Barry Warsaw writes:
I like the idea of putting this information in a List-* header, and I'll take you up on the RFC offer.
OK.
Are you thinking about trying to push this through the IETF to make it official?
Yes. It will depend on how much resistance I get, but having it already implemented and used in Mailman will certainly help. On the other hand, there may be resistance on the basis that RFC 5064 already does everything that is "really" needed.
The spec currently lives on the wiki:
Yes, I'm a little bit familiar with that spec. :-)
If we change the header name, I'd want to keep X-Message-ID-Hash for the MM3 final release, but deprecate it. I.e. MM3 would write both headers.
I'll ask some of the IETF guys what they think about that. But if you put it in a public release, you're screwing the same kind of people Tanstaafl was talking about. Beta testers (and I mean beta testers, ie, people who have put the code in production even though it's not considered a public release) have signed up for this kind of annoyance. Random ancient Debian sysadmins haven't.
Of course we don't want to abuse our beta testers if we can avoid it, but I think if we don't want to maintain dual headers indefinitely, the public release is the time to get rid of the X- version.
As for what the List-* header would be, well, if you wanted to include the algorithm name, to be completely accurate it would have to be something like List-Base32-Encoded-SHA1-Hash-Of-The-Message-ID. Yuck ;)
We'd have to think somewhat carefully about how strong a hash we want to use if we don't specify algorithm in the field name. I'm not particularly concerned with how many bytes the header takes up. Future users can just deal with the implied BASE32 vs. BASE85 or whatever. However, if somebody thinks they need a stronger hash than we chose, we'll have interoperability problems for people who receive the message off-list.
The value of this header both serves to uniquely identify the message in a more regular format, and to serve as the final path component in the Archived-At (RFC 5064) header. So the following names come to mind:
List-Message-ID List-Archive-ID List-Archived-At-ID
suggestions welcome.
The last two are too easily confused with Archived-At.

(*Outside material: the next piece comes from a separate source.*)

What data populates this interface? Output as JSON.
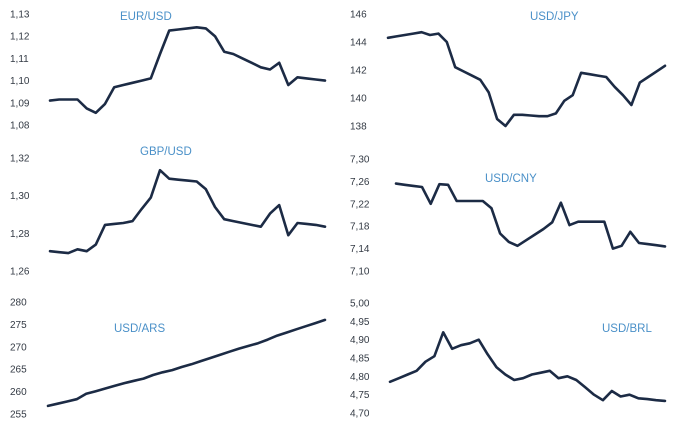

Right. However, when this was discussed several years ago, the mail-archive.com guys did some extensive data analysis on their vast collection of email. You'd have to go spelunking in the -developers archives for details, but I recall that the collision rate was so small as to be effectively negligible,
Yes. The problem is that there are people out there with MUAs that provide bogus Message-IDs (Kyle Jones's VM used to do that), and for those people all messages after the first get dropped.
Note that if the server does indeed ignore the possibility of collisions on Message-ID, then there is no need (AFAICS) for the "thin" IArchiver to communicate with the archiver proper. I don't see how it hurts to provide for the possibility of an archiver that does check content.
Right, we hash (pun intended :) all this out years ago. We can ignore collisions, and we can do the entire calculation on the server side, using Message-ID as the sole input. I think the only issue that's worth reopening is the name of the header.
Well, that's true for *us*. The folks at the IETF don't have a habit of leaving well enough alone, though. ;-)